Cooley, in his treatise on Constitutional Limitations, at page 378, 5th edition, says: “ That bail is reasonable which, in view of the nature of the offence, the penalty which the law attaches to it, and the probabilities that guilt will be established on the trial, seems no more than sufficient to secure the party’s attendance. In determining this, some regard should be had to the prisoner’s pecuniary circumstances; that which is reasonable bail to a man of wealth being equivalent *552to a denial of right if exacted of a poor man charged with the-like offence.”

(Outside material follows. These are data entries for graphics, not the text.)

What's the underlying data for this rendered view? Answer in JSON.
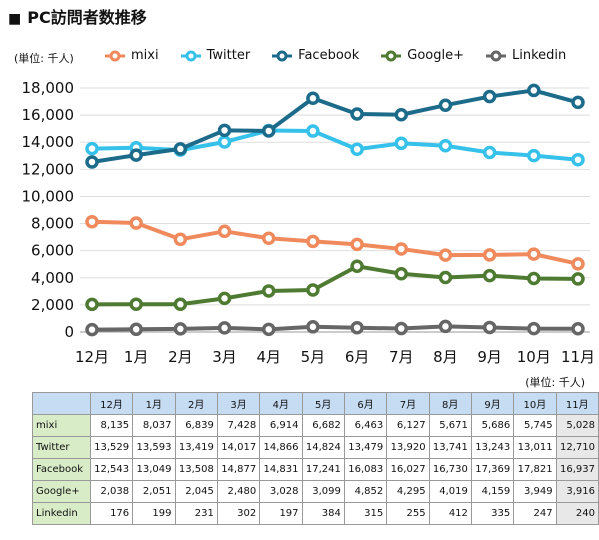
{
  "title": "PC訪問者数推移",
  "title_marker": "■",
  "unit_label": "(単位: 千人)",
  "chart_data": {
    "type": "line",
    "categories": [
      "12月",
      "1月",
      "2月",
      "3月",
      "4月",
      "5月",
      "6月",
      "7月",
      "8月",
      "9月",
      "10月",
      "11月"
    ],
    "ylim": [
      0,
      18000
    ],
    "yticks": [
      "0",
      "2,000",
      "4,000",
      "6,000",
      "8,000",
      "10,000",
      "12,000",
      "14,000",
      "16,000",
      "18,000"
    ],
    "ytick_values": [
      0,
      2000,
      4000,
      6000,
      8000,
      10000,
      12000,
      14000,
      16000,
      18000
    ],
    "grid": true,
    "legend_position": "top",
    "series": [
      {
        "name": "mixi",
        "color": "#f08a5d",
        "values": [
          8135,
          8037,
          6839,
          7428,
          6914,
          6682,
          6463,
          6127,
          5671,
          5686,
          5745,
          5028
        ]
      },
      {
        "name": "Twitter",
        "color": "#36c1eb",
        "values": [
          13529,
          13593,
          13419,
          14017,
          14866,
          14824,
          13479,
          13920,
          13741,
          13243,
          13011,
          12710
        ]
      },
      {
        "name": "Facebook",
        "color": "#1d6b8a",
        "values": [
          12543,
          13049,
          13508,
          14877,
          14831,
          17241,
          16083,
          16027,
          16730,
          17369,
          17821,
          16937
        ]
      },
      {
        "name": "Google+",
        "color": "#4e7a32",
        "values": [
          2038,
          2051,
          2045,
          2480,
          3028,
          3099,
          4852,
          4295,
          4019,
          4159,
          3949,
          3916
        ]
      },
      {
        "name": "Linkedin",
        "color": "#666666",
        "values": [
          176,
          199,
          231,
          302,
          197,
          384,
          315,
          255,
          412,
          335,
          247,
          240
        ]
      }
    ]
  },
  "table": {
    "headers": [
      "12月",
      "1月",
      "2月",
      "3月",
      "4月",
      "5月",
      "6月",
      "7月",
      "8月",
      "9月",
      "10月",
      "11月"
    ],
    "rows": [
      {
        "label": "mixi",
        "cells": [
          "8,135",
          "8,037",
          "6,839",
          "7,428",
          "6,914",
          "6,682",
          "6,463",
          "6,127",
          "5,671",
          "5,686",
          "5,745",
          "5,028"
        ]
      },
      {
        "label": "Twitter",
        "cells": [
          "13,529",
          "13,593",
          "13,419",
          "14,017",
          "14,866",
          "14,824",
          "13,479",
          "13,920",
          "13,741",
          "13,243",
          "13,011",
          "12,710"
        ]
      },
      {
        "label": "Facebook",
        "cells": [
          "12,543",
          "13,049",
          "13,508",
          "14,877",
          "14,831",
          "17,241",
          "16,083",
          "16,027",
          "16,730",
          "17,369",
          "17,821",
          "16,937"
        ]
      },
      {
        "label": "Google+",
        "cells": [
          "2,038",
          "2,051",
          "2,045",
          "2,480",
          "3,028",
          "3,099",
          "4,852",
          "4,295",
          "4,019",
          "4,159",
          "3,949",
          "3,916"
        ]
      },
      {
        "label": "Linkedin",
        "cells": [
          "176",
          "199",
          "231",
          "302",
          "197",
          "384",
          "315",
          "255",
          "412",
          "335",
          "247",
          "240"
        ]
      }
    ]
  }
}
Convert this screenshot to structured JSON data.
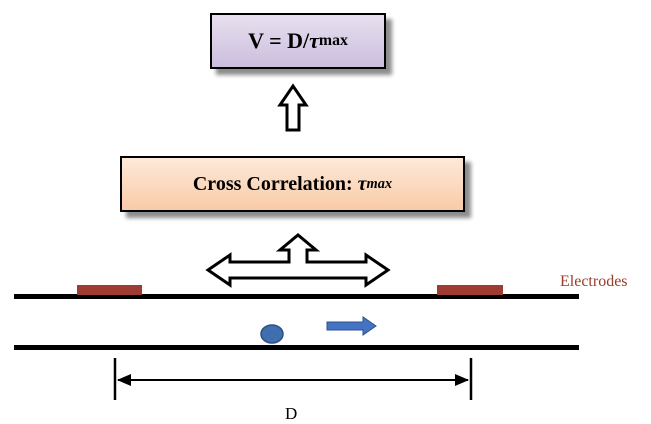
{
  "velocity_box": {
    "lhs": "V = D/",
    "symbol": "τ",
    "subscript": "max"
  },
  "xcorr_box": {
    "text": "Cross Correlation: ",
    "symbol": "τ",
    "subscript": "max"
  },
  "labels": {
    "electrodes": "Electrodes",
    "distance": "D"
  },
  "colors": {
    "electrode": "#9e3b32",
    "particle": "#3f6fae",
    "flow_arrow": "#4472c4",
    "velocity_box_fill": "#d8cde6",
    "xcorr_box_fill": "#fbd5b5"
  }
}
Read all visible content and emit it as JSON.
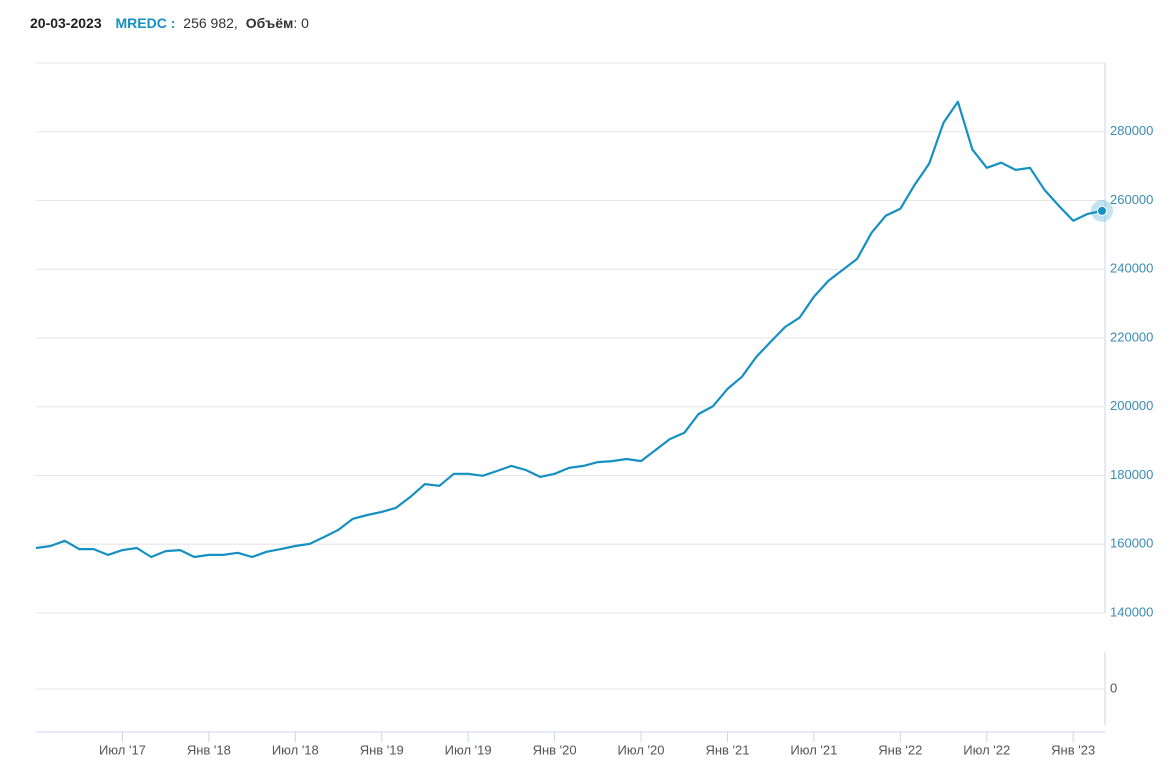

Filed March 9, 1886.The doctrine of this extract, and the consequent right of a party charged to have a discriminating judgment exercised in determining the amount of bail which ought to be exacted in his particular case, were argumentatively and generally recognized in the case of Gregory v. State, ex rel., 94 Ind. 384 (48 Am. R. 162), but the right thus recognized does not restrain the courts from making a general order fixing the amount of bail which shall be thereafter required during a given term,, in certain classes of bailable offences, and from enforcing such an order in all cases, except where the exercise of a discriminating judgment is, by some means, specially invoked, or some question is made upon the alleged injustice of its operation in a particular case. Votaw v. State, 12 Ind. 497; Myers v. State, 19 Ind. 127; Hawkins v. State, ex rel., 24 Ind. 288;. Gachenheimer v. State, 28 Ind. 91.
The judgment is affirmed, with costs.